3Q11 results in line. For 3Q11, CapitaCommercial Trust (CCT) reported a distributable income of S$51.9m or a DPU of 1.83 S cents, bringing the total distribution YTD to 5.59 S cents. This is line with our expectations and YTD distributions form 75.0% of our annual forecast. We also saw gross revenue fall 8.6% on a YoY basis to S$89m. This was mainly due to the absence of contributions from StarHub Center sold in Sep10, and lower occupancy and rentals at Six Battery Road (6BR) which is undergoing asset enhancement works (AEI). Given the last unit price of S$1.10, the annualized distribution yield stands at 6.8%.
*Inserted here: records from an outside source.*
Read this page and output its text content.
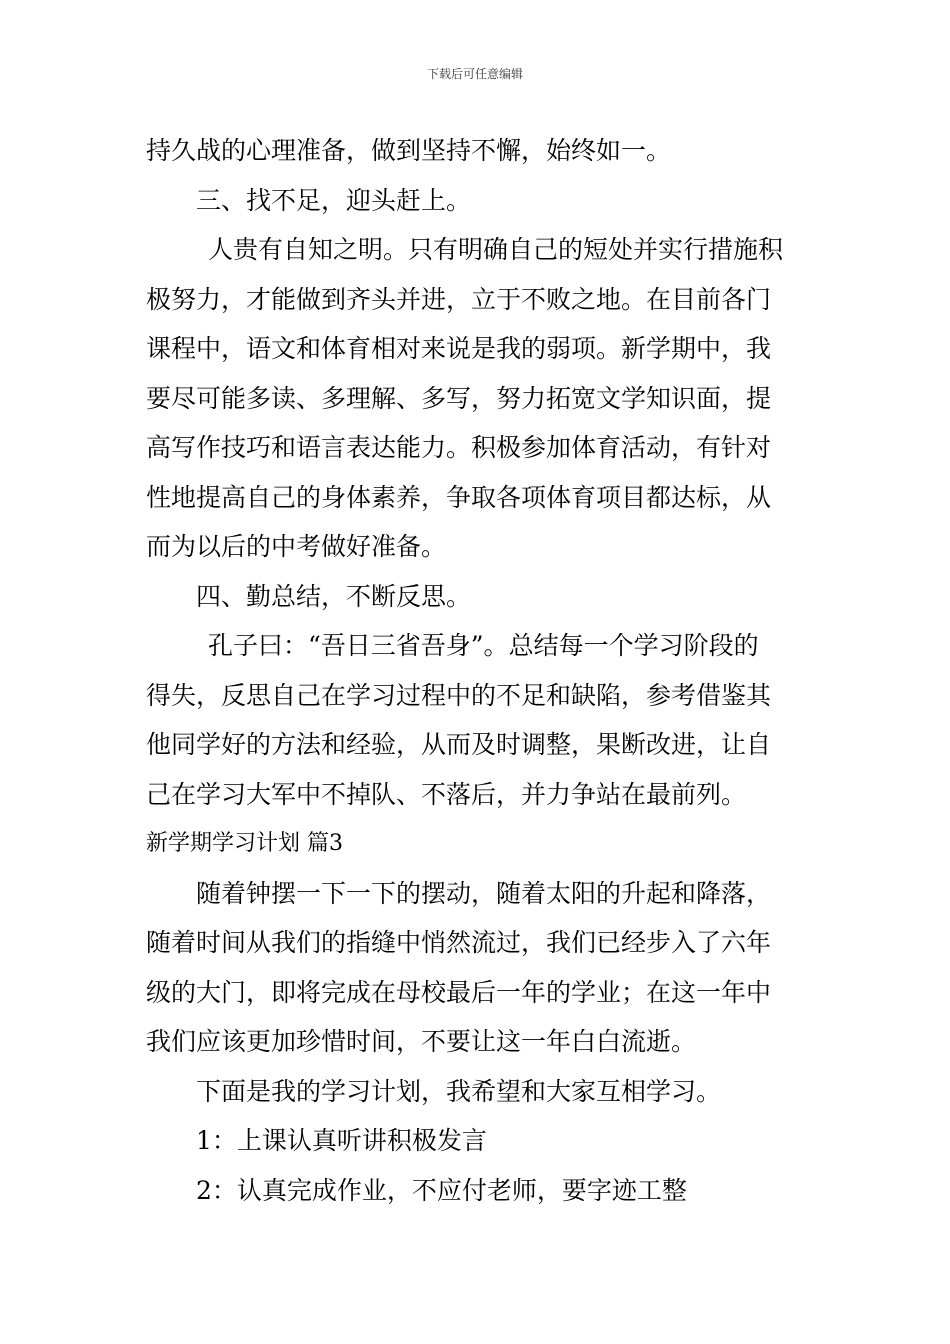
下载后可任意编辑
持久战的心理准备，做到坚持不懈，始终如一。
三、找不足，迎头赶上。
人贵有自知之明。只有明确自己的短处并实行措施积
极努力，才能做到齐头并进，立于不败之地。在目前各门
课程中，语文和体育相对来说是我的弱项。新学期中，我
要尽可能多读、多理解、多写，努力拓宽文学知识面，提
高写作技巧和语言表达能力。积极参加体育活动，有针对
性地提高自己的身体素养，争取各项体育项目都达标，从
而为以后的中考做好准备。
四、勤总结，不断反思。
孔子曰：“吾日三省吾身”。总结每一个学习阶段的
得失，反思自己在学习过程中的不足和缺陷，参考借鉴其
他同学好的方法和经验，从而及时调整，果断改进，让自
己在学习大军中不掉队、不落后，并力争站在最前列。
新学期学习计划 篇3
随着钟摆一下一下的摆动，随着太阳的升起和降落，
随着时间从我们的指缝中悄然流过，我们已经步入了六年
级的大门，即将完成在母校最后一年的学业；在这一年中
我们应该更加珍惜时间，不要让这一年白白流逝。
下面是我的学习计划，我希望和大家互相学习。
1：上课认真听讲积极发言
2：认真完成作业，不应付老师，要字迹工整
Firm occupancy numbers. Overall portfolio occupancy tracked down marginally to 97.2% versus 97.7% last quarter, mainly due to lower occupancy at One George Street (OGS) as a tenant moved out. Market talk is that Llyods, Wong Partnership and Julius Baer will also move out of OGS due to demand for more space, and CCT is currently seeking new tenants at ~S$11 psf. In terms of net property income (NPI), we saw a 30% YoY dip at 6BR due to ongoing AEI. NPI at Capital Tower also fell 6.5% YoY as a major tenant (11%) left the building and negative rental reversions continued.
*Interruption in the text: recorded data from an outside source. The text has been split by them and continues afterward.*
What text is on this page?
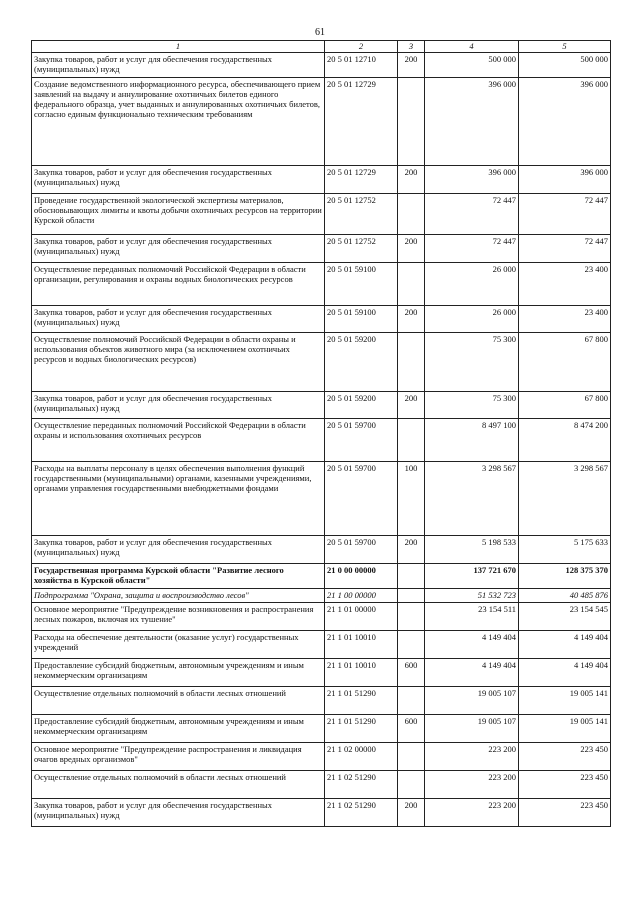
61
1	2	3	4	5
Закупка товаров, работ и услуг для обеспечения государственных (муниципальных) нужд	20 5 01 12710	200	500 000	500 000
Создание ведомственного информационного ресурса, обеспечивающего прием заявлений на выдачу и аннулирование охотничьих билетов единого федерального образца, учет выданных и аннулированных охотничьих билетов, согласно единым функционально техническим требованиям	20 5 01 12729		396 000	396 000
Закупка товаров, работ и услуг для обеспечения государственных (муниципальных) нужд	20 5 01 12729	200	396 000	396 000
Проведение государственной экологической экспертизы материалов, обосновывающих лимиты и квоты добычи охотничьих ресурсов на территории Курской области	20 5 01 12752		72 447	72 447
Закупка товаров, работ и услуг для обеспечения государственных (муниципальных) нужд	20 5 01 12752	200	72 447	72 447
Осуществление переданных полномочий Российской Федерации в области организации, регулирования и охраны водных биологических ресурсов	20 5 01 59100		26 000	23 400
Закупка товаров, работ и услуг для обеспечения государственных (муниципальных) нужд	20 5 01 59100	200	26 000	23 400
Осуществление полномочий Российской Федерации в области охраны и использования объектов животного мира (за исключением охотничьих ресурсов и водных биологических ресурсов)	20 5 01 59200		75 300	67 800
Закупка товаров, работ и услуг для обеспечения государственных (муниципальных) нужд	20 5 01 59200	200	75 300	67 800
Осуществление переданных полномочий Российской Федерации в области охраны и использования охотничьих ресурсов	20 5 01 59700		8 497 100	8 474 200
Расходы на выплаты персоналу в целях обеспечения выполнения функций государственными (муниципальными) органами, казенными учреждениями, органами управления государственными внебюджетными фондами	20 5 01 59700	100	3 298 567	3 298 567
Закупка товаров, работ и услуг для обеспечения государственных (муниципальных) нужд	20 5 01 59700	200	5 198 533	5 175 633
Государственная программа Курской области "Развитие лесного хозяйства в Курской области"	21 0 00 00000		137 721 670	128 375 370
Подпрограмма "Охрана, защита и воспроизводство лесов"	21 1 00 00000		51 532 723	40 485 876
Основное мероприятие "Предупреждение возникновения и распространения лесных пожаров, включая их тушение"	21 1 01 00000		23 154 511	23 154 545
Расходы на обеспечение деятельности (оказание услуг) государственных учреждений	21 1 01 10010		4 149 404	4 149 404
Предоставление субсидий бюджетным, автономным учреждениям и иным некоммерческим организациям	21 1 01 10010	600	4 149 404	4 149 404
Осуществление отдельных полномочий в области лесных отношений	21 1 01 51290		19 005 107	19 005 141
Предоставление субсидий бюджетным, автономным учреждениям и иным некоммерческим организациям	21 1 01 51290	600	19 005 107	19 005 141
Основное мероприятие "Предупреждение распространения и ликвидация очагов вредных организмов"	21 1 02 00000		223 200	223 450
Осуществление отдельных полномочий в области лесных отношений	21 1 02 51290		223 200	223 450
Закупка товаров, работ и услуг для обеспечения государственных (муниципальных) нужд	21 1 02 51290	200	223 200	223 450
Mixed rental reversions in FY12. We expect to see rental reversions stay negative in 4Q11 and turn mixed in FY12. Despite expectations of reduced economic growth nest year, we could still see positive reversions at a few buildings, such as Raffles City with leases expiring at S$6.99 psf. Barring a severe economic crisis, we forecast rental reversions for CCT's portfolio to turn positive in FY13. Note that the average rental of leases expiring then would be an undemanding S$7.62 psf.
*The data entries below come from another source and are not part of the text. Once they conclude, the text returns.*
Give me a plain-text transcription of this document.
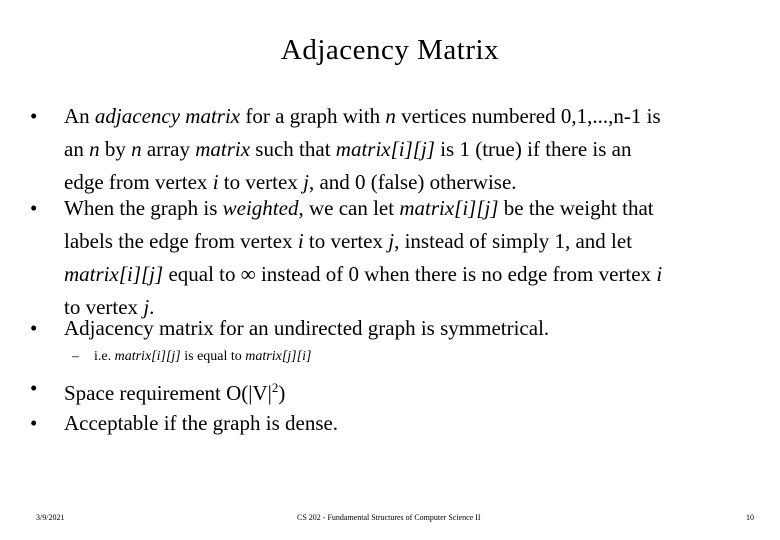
Adjacency Matrix
•	An adjacency matrix for a graph with n vertices numbered 0,1,...,n-1 is
an n by n array matrix such that matrix[i][j] is 1 (true) if there is an
edge from vertex i to vertex j, and 0 (false) otherwise.
•	When the graph is weighted, we can let matrix[i][j] be the weight that
labels the edge from vertex i to vertex j, instead of simply 1, and let
matrix[i][j] equal to ∞ instead of 0 when there is no edge from vertex i
to vertex j.
•	Adjacency matrix for an undirected graph is symmetrical.
– i.e. matrix[i][j] is equal to matrix[j][i]
•	Space requirement $O(|V|^2)$
•	Acceptable if the graph is dense.
3/9/2021	CS 202 - Fundamental Structures of Computer Science II	10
6BR and Market St office on track. Demand for the upgraded space at 6BR continues to be firm with 98% of the upgraded space (19% of net leasable area) already pre-committed - up from 79% announced in 2Q11. Nomura, which occupies 12% of the building, would have its lease expire in Nov 11 and management plans to upgrade this space as well, with 29% of the space already pre-committed. The Market Street office tower is also on track to complete in 2014 as planned.
Maintain BUY. We had downgraded the office sector to NEUTRAL on 17 Sep 2011 and forecast office rentals to fall 5-10% by FY13. Despite a weaker office outlook, however, we still see value in CCT given its quality portfolio and prices trading at ~30% discount to NAV. Maintain BUY with a fair value estimate of S$1.41 due to softer rental assumptions, versus S$1.45 previously.